Les algériennes et les algériens n’ont plus confiance dans leur presse. Outre que seul un citoyen sur six se donne la peine d’acheter un quotidien, huit algériens sur dix estiment que les événements ne se déroulent pas comme les retranscrit la presse nationale. Machinalement, sans se rendre compte, les medias algériens reproduisent les réflexes du régime en considérant le lecteur comme un prévenu, une menace qu’il faut neutraliser et non un citoyen à qui on doit l’information. Par les règles imposées à la corporation et auxquelles s’accrochent fièrement les éditeurs, le journaliste algérien est devenu malgré lui la police de la pensée. En lisant la presse, on a l’impression qu’on est ailleurs et non en Algérie, tant aucun des conflits auxquels est confrontée quotidiennement la population n’est retranscris. Le mensonge, la manipulation et la complaisance sont devenus le pain béni des medias algériens.
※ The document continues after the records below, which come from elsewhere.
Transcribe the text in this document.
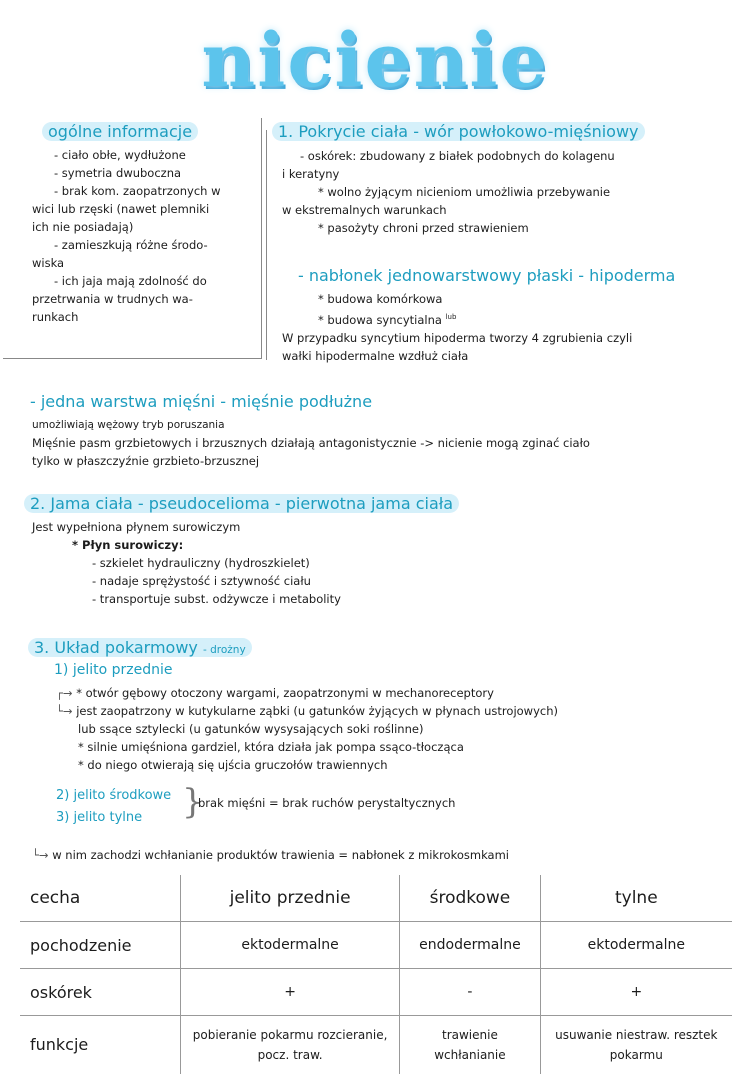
nicienie
ogólne informacje
- ciało obłe, wydłużone
- symetria dwuboczna
- brak kom. zaopatrzonych w
wici lub rzęski (nawet plemniki
ich nie posiadają)
- zamieszkują różne środo-
wiska
- ich jaja mają zdolność do
przetrwania w trudnych wa-
runkach
1. Pokrycie ciała - wór powłokowo-mięśniowy
- oskórek: zbudowany z białek podobnych do kolagenu
i keratyny
* wolno żyjącym nicieniom umożliwia przebywanie
w ekstremalnych warunkach
* pasożyty chroni przed strawieniem
- nabłonek jednowarstwowy płaski - hipoderma
* budowa komórkowa
* budowa syncytialna $^{lub}$
W przypadku syncytium hipoderma tworzy 4 zgrubienia czyli
wałki hipodermalne wzdłuż ciała
- jedna warstwa mięśni - mięśnie podłużne
umożliwiają wężowy tryb poruszania
Mięśnie pasm grzbietowych i brzusznych działają antagonistycznie -> nicienie mogą zginać ciało
tylko w płaszczyźnie grzbieto-brzusznej
2. Jama ciała - pseudocelioma - pierwotna jama ciała
Jest wypełniona płynem surowiczym
* Płyn surowiczy:
- szkielet hydrauliczny (hydroszkielet)
- nadaje sprężystość i sztywność ciału
- transportuje subst. odżywcze i metabolity
3. Układ pokarmowy - drożny
1) jelito przednie
┌→ * otwór gębowy otoczony wargami, zaopatrzonymi w mechanoreceptory
└→ jest zaopatrzony w kutykularne ząbki (u gatunków żyjących w płynach ustrojowych)
lub ssące sztylecki (u gatunków wysysających soki roślinne)
* silnie umięśniona gardziel, która działa jak pompa ssąco-tłocząca
* do niego otwierają się ujścia gruczołów trawiennych
2) jelito środkowe
3) jelito tylne	}
brak mięśni = brak ruchów perystaltycznych
└→ w nim zachodzi wchłanianie produktów trawienia = nabłonek z mikrokosmkami
cecha	jelito przednie	środkowe	tylne
pochodzenie	ektodermalne	endodermalne	ektodermalne
oskórek	+	-	+
funkcje	pobieranie pokarmu rozcieranie, pocz. traw.	trawienie wchłanianie	usuwanie niestraw. resztek pokarmu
Le fiasco du DRS ne se limite pas à seul seuil. Par des lois scélérates, plusieurs journaux ont cessé d’exister et de nombreux journalistes qualifiés ont quitté la profession (le plus souvent chassés et calomniés par les gardiens du temple), alors qu’à moins d’une heure de temps d’Alger, dans un département français plus petit que Tizi ouzou, on peut compter jusqu’à 1200 journaux, entre presse locale, régionale, nationale et autres revues et magazines spécialisées. L’Algérie tout entière ne dépasse les 100 journaux, alors que la mondialisation et la numérisation ont tracé à l’insu du régime algérien des autoroutes de communication.